Il tema dell’esposto è, nella sua complessità tecnica, lo snodo fina­le della «guerra di Segrate» tra Ber­lusconi e De Benedetti per il con­trollo della Mondadori. La vittoria assegnata a Berlusconi nel 1991 dalla Corte d’appello di Roma è stata annullata «a tavolino» dai giudici milanesi, dopo la condan­na per corruzione di uno dei tre magistrati romani che avevano dato ragione al Cavaliere. I 564 mi­lioni di condanna inflitti a Finin­vest costituiscono, cioè, il risarci­m­ento per quella ingiusta sconfit­ta di vent’anni fa. Eppure, almeno sulla carta, quella vecchia senten­za non è mai stata revocata.

Bisognava prima annullare la sentenza, dicono da sempre i lega­li di Berlusconi. Non è vero, ribat­te Cir. E nel luglio scorso la Corte d’appello milanese dà ragione a Cir, spiegando che basta la corru­zione di un singolo giudice per­ché la sentenza divenga tamquam non esset , come se non fosse mai esistita: e quindi può es­sere liberamente ribaltata da altri giudici. Lo dice- scrivono de Rug­giero e i suoi colleghi- una senten­za della Cassazione. Ma citandola omettono una frase, in cui si dà at­to che nel caso cui la Cassazione si riferiva era stata avviata la proce­dura di revocazione della senten­za «corrotta» prevista dall’artico­lo 395 del codice di procedura civi­le, ovvero l’iter per l’annullamen­to delle sentenze.

È stata una omissione decisiva, quella compiuta dai giudici della Corte d’appello milanese? Sì, se­condo Fininvest, ed è un’omissio­ne non frutto di errore o distrazio­ne, ma di una precisa volontà di nuocere. No, secondo i giudici mi­­lanesi, che sostengono di avere de­dicato al punto incriminato - cioè alla possibilità di ribaltare una sentenza senza che sia stata for­malmente revocata- anche altri, e più motivati, passaggi della loro sentenza. E in loro sostegno accor­rono ovviamente anche i legali di De Benedetti, che in un comunica­to accusano i rivali di avere com­piuto un passo «intimidatorio», e sostengono che quando si scrivo­no le sentenze «è assolutamente abituale la citazione di precedenti limitata ai passi che il giudice ritie­ne pertinenti».

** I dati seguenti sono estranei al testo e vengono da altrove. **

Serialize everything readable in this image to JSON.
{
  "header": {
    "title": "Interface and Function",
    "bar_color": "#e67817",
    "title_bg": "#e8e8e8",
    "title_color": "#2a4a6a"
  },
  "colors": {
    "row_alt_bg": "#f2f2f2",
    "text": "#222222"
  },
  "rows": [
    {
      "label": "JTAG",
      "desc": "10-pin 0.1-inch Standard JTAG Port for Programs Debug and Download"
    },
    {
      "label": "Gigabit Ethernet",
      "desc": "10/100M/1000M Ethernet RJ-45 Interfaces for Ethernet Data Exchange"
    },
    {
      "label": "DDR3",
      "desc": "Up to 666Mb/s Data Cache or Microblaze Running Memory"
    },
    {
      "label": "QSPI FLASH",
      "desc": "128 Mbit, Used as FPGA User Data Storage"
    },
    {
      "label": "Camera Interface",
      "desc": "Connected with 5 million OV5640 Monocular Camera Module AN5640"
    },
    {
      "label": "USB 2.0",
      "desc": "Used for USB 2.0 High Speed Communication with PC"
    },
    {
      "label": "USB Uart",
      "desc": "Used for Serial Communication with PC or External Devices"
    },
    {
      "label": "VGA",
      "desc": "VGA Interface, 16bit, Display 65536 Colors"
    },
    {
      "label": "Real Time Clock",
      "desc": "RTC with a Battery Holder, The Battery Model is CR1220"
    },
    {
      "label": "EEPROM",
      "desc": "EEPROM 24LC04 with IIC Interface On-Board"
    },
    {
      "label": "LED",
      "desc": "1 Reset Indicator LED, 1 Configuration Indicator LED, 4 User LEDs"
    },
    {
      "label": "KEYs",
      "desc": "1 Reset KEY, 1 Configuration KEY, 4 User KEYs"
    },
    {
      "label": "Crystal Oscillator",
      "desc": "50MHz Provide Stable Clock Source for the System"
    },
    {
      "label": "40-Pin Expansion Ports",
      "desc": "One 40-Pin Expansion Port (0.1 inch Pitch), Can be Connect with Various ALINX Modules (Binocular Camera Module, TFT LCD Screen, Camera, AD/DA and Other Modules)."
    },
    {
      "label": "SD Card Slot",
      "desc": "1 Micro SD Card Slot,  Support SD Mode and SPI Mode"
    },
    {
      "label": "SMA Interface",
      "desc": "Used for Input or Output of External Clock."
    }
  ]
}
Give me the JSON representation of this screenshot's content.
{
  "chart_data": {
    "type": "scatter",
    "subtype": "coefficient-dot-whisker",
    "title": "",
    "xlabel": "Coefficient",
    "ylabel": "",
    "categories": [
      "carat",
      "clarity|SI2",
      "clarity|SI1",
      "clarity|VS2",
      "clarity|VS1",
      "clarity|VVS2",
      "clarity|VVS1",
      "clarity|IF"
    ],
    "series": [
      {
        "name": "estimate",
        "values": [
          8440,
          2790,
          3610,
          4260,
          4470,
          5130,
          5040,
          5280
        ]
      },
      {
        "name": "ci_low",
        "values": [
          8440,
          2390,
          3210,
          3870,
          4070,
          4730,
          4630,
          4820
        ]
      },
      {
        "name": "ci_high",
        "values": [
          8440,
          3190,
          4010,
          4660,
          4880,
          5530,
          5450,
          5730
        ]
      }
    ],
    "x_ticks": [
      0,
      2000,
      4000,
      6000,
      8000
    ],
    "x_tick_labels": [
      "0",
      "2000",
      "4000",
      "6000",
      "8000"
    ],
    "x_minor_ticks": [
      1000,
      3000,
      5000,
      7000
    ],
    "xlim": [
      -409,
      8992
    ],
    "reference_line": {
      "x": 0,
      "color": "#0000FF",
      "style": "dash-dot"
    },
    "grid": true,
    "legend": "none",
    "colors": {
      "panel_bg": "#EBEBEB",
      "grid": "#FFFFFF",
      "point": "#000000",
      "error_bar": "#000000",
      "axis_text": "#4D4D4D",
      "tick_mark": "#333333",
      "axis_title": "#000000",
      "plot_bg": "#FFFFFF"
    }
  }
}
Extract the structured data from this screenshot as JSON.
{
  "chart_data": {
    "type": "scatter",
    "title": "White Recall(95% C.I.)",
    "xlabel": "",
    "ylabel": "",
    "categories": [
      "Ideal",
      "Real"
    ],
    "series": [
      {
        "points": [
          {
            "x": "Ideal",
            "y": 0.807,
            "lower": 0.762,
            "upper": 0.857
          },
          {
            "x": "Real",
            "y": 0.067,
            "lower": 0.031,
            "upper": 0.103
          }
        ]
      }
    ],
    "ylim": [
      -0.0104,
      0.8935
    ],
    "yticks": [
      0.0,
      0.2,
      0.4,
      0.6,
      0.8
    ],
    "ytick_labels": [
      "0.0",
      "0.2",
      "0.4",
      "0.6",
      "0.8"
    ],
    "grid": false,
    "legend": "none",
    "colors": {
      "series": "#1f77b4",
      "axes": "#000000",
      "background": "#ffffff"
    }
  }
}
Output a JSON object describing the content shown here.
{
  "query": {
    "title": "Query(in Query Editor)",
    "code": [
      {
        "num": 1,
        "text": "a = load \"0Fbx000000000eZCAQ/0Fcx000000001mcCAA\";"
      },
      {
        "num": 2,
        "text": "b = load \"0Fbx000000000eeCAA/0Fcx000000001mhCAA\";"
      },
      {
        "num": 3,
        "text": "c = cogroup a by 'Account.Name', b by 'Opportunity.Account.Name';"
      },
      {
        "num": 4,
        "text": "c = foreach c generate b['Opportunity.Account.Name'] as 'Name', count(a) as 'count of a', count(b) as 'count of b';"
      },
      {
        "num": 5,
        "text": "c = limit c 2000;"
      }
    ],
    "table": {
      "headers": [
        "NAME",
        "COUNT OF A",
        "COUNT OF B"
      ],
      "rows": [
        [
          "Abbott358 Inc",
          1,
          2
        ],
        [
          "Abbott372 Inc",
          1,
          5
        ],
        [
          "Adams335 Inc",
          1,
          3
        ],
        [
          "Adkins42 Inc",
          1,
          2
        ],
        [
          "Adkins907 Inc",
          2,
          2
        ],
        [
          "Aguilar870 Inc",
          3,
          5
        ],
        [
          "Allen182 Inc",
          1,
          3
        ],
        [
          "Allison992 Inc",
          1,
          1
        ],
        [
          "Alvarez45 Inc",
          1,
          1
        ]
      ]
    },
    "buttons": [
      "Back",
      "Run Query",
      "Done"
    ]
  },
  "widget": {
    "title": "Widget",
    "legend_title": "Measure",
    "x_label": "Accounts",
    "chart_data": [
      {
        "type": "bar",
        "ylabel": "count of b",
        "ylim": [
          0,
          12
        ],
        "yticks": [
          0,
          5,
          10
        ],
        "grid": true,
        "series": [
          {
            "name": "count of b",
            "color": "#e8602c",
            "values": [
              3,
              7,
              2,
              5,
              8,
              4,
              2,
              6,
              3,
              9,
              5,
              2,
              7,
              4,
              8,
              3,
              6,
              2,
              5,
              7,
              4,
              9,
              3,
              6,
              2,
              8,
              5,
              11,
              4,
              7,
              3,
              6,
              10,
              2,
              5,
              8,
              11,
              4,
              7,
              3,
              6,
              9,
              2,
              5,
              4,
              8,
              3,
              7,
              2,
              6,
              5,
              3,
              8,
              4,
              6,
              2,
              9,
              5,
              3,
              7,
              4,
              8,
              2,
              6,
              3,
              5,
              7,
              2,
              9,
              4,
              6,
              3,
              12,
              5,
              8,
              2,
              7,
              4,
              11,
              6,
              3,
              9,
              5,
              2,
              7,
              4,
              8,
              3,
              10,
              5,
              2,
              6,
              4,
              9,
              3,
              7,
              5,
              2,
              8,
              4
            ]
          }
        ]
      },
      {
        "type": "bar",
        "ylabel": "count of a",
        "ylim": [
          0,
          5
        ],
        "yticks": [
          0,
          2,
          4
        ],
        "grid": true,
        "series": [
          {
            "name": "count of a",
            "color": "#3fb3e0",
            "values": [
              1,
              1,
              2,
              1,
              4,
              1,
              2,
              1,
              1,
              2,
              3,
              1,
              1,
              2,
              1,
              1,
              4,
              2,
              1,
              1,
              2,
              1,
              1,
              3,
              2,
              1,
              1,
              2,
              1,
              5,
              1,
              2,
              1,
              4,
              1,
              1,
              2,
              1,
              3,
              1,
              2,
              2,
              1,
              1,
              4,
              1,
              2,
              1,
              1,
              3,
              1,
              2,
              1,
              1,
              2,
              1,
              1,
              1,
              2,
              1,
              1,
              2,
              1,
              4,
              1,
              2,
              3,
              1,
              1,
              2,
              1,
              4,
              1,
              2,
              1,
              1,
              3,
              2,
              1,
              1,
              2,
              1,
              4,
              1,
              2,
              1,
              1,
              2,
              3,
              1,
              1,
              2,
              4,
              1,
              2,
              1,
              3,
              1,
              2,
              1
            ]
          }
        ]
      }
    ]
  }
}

E adesso cosa accade? In tempi brevi, assolutamente nulla. Se il ministro Palma o il pg Esposito do­vessero convincersi della malafe­de dei giudici milanesi, o almeno di una loro colpa «grave e inescu­sabile », potrebbero chiedere al Consiglio superiore della magi­stratura di sanzionarli, ma la cosa richiederebbe mesi, difficilmente avrebbe successo, e comunque non farebbe riavere a Fininvest i soldi che ha già versato a Cir.

Per sperare di recuperare i 540 milio­ni ( più 24 di interessi) già incassati dall’Ingegnere, l’unica speranza di Berlusconi è affidata al rimedio naturale, il ricorso in Cassazione: che non è stato ancora deposita­to, ma di cui certamente quella fra­se­mancante nella sentenza costi­tuirà uno dei pezzi forti.